Summary and Analysis Part 1: Section 6

 

Summary

The narrator wishes that he could simply say that he is a sluggard or that he is lazy. This would at least be a quality and he could then be positively defined as "a sluggard." He says that he once knew a man who prided himself on being a connoisseur of Lafitte. The man died in tranquility believing that being a connoisseur of Lafitte was a great virtue. Thus, logically, being lazy could also be considered a career. By having been both a sluggard and a glutton, yet possessing "sympathies for the good and beautiful," he could have occupied his entire life with offering toasts to everything good and beautiful. And then he could die with dignity. In such a negative age, he says, it would be good to have something definite to say about oneself.

Analysis

In this section, the Underground Man is attempting to define his own personality and, more important, he is trying to define his own existence. For the introspective person, one of the great difficulties of life lies in trying to define the nature of one's own existence. This has been a central problem of twentieth-century philosophy and has been the crux of the school of philosophy called Existentialism, particularly as expounded by Jean Paul Sartre.

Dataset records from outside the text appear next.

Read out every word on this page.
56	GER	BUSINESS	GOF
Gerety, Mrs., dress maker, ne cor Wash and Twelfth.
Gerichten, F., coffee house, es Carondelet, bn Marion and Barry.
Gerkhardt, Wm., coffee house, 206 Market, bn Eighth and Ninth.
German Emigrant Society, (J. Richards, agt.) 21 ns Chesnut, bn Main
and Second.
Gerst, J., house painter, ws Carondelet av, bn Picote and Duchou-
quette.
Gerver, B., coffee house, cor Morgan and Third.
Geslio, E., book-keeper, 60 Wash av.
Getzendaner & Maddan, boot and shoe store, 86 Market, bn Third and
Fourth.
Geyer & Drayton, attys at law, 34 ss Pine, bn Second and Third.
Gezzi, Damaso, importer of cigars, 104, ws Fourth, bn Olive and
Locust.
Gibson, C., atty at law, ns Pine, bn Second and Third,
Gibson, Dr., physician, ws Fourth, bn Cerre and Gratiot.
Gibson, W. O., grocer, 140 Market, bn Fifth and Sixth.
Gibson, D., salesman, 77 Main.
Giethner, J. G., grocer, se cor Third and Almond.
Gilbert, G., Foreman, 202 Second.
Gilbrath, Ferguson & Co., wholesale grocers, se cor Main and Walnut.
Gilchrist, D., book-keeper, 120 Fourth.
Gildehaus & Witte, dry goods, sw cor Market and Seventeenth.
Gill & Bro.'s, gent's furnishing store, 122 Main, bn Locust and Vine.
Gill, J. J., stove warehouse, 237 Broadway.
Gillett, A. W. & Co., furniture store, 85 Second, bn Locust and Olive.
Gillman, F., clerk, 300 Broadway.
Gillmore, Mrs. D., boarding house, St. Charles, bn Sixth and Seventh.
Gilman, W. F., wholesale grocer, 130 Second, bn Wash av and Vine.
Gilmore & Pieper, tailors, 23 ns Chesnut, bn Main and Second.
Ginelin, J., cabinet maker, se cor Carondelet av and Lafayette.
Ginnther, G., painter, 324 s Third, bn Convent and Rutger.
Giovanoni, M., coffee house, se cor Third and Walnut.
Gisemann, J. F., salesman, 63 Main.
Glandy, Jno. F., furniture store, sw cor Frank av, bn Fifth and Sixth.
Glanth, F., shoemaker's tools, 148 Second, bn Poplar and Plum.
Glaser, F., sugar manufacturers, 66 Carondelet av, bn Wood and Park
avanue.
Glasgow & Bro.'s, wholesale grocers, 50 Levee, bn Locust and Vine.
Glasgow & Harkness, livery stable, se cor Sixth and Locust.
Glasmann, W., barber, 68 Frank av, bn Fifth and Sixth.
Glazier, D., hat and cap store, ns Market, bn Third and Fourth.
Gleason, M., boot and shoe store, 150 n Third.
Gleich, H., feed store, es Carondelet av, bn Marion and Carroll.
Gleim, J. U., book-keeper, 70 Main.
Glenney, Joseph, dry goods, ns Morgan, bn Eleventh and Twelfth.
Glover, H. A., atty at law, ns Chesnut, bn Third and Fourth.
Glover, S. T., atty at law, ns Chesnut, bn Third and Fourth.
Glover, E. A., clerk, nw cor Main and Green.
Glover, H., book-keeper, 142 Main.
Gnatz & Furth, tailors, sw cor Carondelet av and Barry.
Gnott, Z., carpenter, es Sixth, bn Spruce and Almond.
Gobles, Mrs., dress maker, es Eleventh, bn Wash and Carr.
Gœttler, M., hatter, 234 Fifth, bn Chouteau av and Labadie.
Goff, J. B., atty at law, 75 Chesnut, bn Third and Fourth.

At this point, the reader should be aware that modern existentialists returned to much of Dostoevsky's writings in order to express much of their philosophy. Like the Underground Man, the existentialists believe that too many people define their own existence by what others think of them. Also, too many people try to define themselves by assigning a title or a definition to themselves.

The Underground Man says that he knew a man who lived contentedly throughout his life simply because he defined himself as a connoisseur of Lafitte. To be an expert, however, the narrator says, does not define one's essence or one's existence. To believe so is to live in self-deception. But the "connoisseur of Lafitte" took the definition of himself from what others thought of him or how others defined him. And, therefore, the Underground Man realizes that it is impossible for him to define himself as a sluggard, even though it would definitely mean that he was "positively defined; it would mean that there was something to say about" himself. But he knows, as a man of acute consciousness, that he could never really accept such a superficial classification and live meaningfully with it. But it would be very pleasant to be able to be stupid enough to do so.